Perversidad dominical
Todos sabemos que el domingo es un día perfecto para no hacer nada. O, en su defecto, para hacer lo mínimo posible y pensar en las cosas más nimias e insustanciales como “¿y si me hago un myspace?”, “habría que plantearse limpiar los cristales” o “en cuanto tenga un rato, me pongo a planchar”. Así pasan las horas de domingo; lentas y tediosas, como tortugas caminando por la arena. Las ves pasar lentamente y te vanaglorias de ello, mientras te tumbas y desperezas en el sofá aún con el pijama puesto.
Si sales, haces poco. Ir a dar una vuelta, a tomar una cerveza, a ver una película, a mirar escaparates, a hacer algo que no requiera demasiado esfuerzo. Comes sin prisa, reposas la comida como está mandado, haces la reglamentaria siesta que, en caso de ser domingo, puede prolongarse durante incluso horas. Piensas en qué vas a hacer para cenar, incluso te permites a ti mismo ser creativo y experimentar con esa receta que te dio tu madre y que nunca llegaste a intentar hacer. Desistes, pides pizza.
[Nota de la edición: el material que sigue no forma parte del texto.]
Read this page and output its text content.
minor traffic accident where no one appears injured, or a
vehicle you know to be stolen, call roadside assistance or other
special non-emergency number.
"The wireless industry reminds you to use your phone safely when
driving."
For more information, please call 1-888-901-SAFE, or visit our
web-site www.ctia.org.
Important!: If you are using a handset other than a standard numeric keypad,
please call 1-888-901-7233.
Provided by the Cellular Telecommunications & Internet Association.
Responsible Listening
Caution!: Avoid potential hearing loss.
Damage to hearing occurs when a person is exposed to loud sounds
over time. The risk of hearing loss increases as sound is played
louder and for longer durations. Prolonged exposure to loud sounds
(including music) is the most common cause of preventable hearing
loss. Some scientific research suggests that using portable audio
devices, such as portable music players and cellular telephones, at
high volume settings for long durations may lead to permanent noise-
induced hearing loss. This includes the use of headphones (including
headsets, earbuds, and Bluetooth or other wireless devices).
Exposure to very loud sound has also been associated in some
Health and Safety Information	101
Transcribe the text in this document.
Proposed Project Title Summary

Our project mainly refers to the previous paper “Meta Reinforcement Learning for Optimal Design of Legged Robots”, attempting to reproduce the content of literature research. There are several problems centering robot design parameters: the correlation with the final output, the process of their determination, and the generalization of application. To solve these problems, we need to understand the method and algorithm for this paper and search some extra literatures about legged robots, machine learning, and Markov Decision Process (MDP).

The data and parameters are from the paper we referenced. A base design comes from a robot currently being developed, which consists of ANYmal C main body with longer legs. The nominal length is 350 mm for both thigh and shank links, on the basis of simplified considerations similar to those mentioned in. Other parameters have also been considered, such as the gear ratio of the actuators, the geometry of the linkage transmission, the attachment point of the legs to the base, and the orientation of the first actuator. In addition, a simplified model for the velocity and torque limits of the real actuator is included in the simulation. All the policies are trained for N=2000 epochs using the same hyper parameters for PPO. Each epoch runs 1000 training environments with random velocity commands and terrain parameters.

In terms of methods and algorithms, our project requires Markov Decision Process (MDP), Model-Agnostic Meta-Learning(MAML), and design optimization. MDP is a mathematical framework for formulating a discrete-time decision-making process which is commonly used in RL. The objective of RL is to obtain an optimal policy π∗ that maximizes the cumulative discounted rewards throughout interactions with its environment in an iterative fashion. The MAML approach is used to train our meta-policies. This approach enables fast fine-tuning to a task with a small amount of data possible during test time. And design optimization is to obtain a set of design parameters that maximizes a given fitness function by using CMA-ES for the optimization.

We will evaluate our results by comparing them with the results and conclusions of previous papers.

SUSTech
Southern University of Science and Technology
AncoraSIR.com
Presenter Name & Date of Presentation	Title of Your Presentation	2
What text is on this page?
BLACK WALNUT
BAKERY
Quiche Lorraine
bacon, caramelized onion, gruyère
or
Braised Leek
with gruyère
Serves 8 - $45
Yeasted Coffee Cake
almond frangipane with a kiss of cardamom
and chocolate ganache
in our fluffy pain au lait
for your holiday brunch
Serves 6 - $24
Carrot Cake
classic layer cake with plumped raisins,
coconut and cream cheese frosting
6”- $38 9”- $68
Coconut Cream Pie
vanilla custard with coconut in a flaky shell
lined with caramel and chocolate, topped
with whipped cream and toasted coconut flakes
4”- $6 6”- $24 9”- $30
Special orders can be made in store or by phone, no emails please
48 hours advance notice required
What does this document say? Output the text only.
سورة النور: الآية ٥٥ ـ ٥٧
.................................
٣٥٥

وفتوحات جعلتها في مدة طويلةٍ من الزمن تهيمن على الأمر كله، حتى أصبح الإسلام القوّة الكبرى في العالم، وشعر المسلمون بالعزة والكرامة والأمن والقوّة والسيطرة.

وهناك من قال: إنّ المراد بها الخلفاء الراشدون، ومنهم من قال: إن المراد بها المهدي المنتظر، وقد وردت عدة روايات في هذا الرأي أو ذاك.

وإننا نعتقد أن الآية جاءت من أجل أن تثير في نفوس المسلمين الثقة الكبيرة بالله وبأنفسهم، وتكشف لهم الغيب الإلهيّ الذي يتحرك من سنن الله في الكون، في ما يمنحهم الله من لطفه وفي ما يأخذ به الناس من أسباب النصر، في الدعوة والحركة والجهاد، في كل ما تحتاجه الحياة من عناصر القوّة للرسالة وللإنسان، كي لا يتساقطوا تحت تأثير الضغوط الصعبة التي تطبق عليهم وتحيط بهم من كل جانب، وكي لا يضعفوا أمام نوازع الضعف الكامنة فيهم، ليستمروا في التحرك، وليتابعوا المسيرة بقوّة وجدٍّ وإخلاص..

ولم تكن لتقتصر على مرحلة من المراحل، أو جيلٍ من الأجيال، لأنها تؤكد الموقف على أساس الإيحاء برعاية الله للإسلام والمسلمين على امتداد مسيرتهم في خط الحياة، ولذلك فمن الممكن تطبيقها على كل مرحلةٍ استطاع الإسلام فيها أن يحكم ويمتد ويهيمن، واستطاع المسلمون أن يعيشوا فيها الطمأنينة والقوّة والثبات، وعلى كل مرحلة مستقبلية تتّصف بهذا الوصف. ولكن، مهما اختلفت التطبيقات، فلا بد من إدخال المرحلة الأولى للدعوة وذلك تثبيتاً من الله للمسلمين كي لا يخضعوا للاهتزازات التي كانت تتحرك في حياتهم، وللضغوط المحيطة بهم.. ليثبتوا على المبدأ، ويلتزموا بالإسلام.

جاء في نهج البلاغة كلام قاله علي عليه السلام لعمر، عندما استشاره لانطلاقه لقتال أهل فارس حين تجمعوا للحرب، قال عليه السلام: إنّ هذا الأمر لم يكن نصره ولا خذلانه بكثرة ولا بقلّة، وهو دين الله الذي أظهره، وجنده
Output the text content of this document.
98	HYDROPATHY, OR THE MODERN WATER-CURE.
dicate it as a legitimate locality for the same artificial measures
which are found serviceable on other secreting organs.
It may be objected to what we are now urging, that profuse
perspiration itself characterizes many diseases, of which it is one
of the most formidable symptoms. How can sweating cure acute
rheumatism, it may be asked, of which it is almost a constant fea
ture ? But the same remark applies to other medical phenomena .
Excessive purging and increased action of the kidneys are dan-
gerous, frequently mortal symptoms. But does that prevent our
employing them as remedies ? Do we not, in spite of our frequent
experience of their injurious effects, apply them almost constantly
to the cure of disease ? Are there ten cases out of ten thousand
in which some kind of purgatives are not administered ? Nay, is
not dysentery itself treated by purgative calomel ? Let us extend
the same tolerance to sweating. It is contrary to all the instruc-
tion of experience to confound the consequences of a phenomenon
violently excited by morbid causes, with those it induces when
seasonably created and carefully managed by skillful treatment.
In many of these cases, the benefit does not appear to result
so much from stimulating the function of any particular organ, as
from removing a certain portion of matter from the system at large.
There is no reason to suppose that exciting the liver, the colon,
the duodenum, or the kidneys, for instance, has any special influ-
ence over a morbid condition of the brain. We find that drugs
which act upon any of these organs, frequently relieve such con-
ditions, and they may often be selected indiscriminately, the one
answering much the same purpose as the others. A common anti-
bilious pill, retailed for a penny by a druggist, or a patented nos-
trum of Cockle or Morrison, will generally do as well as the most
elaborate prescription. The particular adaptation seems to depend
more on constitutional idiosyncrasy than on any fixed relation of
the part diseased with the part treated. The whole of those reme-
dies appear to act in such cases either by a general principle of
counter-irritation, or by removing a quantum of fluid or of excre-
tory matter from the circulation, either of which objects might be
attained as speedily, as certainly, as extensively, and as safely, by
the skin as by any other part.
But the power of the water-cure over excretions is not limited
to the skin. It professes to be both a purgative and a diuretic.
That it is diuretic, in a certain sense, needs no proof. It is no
No te das cuenta y te has tragado casi todo el programa de Jordi González. Empieza el informativo, decides culturizarte un poco que ya vale de tanta perrerá dominical, hombre ya. Cuando termina el informativo, tú sigues en tu mundo dominical de hogar, cervezas, relax, siestas, charlas con amigos y vida conyugal (si procede). Y de repente, vuelves a la vida real a la velocidad del rayo. No, no es que al vecino le haya reventado la bombona de butano, no. Echan Camera Café.
Sí queridos y queridas, un Camera Café en domingo es un arma de doble filo. Por un lado te alegras de ver de nuevo a Cañizares, Arturo, Jesús, Julián, Marimar y toda la tropa. Pero por otro te viene el flash a la cabeza que ya quedan escasas horas de letargo, de vagancia, de hacer lo que te dé la gana a la hora que te dé la gana. En pocas horas volverás a la oficina.
De repente, el estar tumbado en el sofá deja de ser relajante, maldices la siesta de tres horas porque a las dos de la madrugada seguirás fresco como una lechuga, las cañas con tus amigos te recuerdan que puede que mañana tengas una leve sombra de resaca (pero molesta al fin y al cabo) y te compadeces de ti mismo al ver que mañana vas a cruzar las puertas de la oficina con cara de mucho lunes.
Y una vez allí, no estará Mónica, la de marketing, para alegrarte la vista. Ni Marimar, la secretaria separada, para contarte sus penas. Ni Cañizares, para que hable todo el día de su gato Calcetines. Ni estará Bernardo comentándote lo que ha hecho con su madre. Ni Jesús, que está encantado de volver al curro después de aguantar a la Yoli y a los niños durante dos días. Ni verás a Antúnez, ese jefe para el que eres basura y gentuza, y que suspira por jubilarse. Ni a Victoria, la jefecilla intermedia que tiene más mala leche que una entrevista de Javier Cárdenas a La Pantoja de Puerto Rico. Eso, y nada más, es perversión dominical y risas amargas. Que cuando estás de relax, solaz y esparcimiento te recuerden con suma alegría que no te apalanques demasiado, que en nada estarás sentado enfrente de tu ordenador produciendo lo que sea que produzcas… Levantando España con las manos, vamos.
- La noticia del día: Un juzgado prohíbe la reemisión de Diario de… Maltrato en la guardería. Y con este y El marido de Lola, ya van dos.
- Para llorar un poco: MIR renueva por una segunda temporada. Esperemos que los de Manolo y Benito no tomen ejemplo.
- Evento del día: Hoy empiezan los castings de Factor X. No vaya a ser que nos quedemos sin realities y nos pongamos a pensar.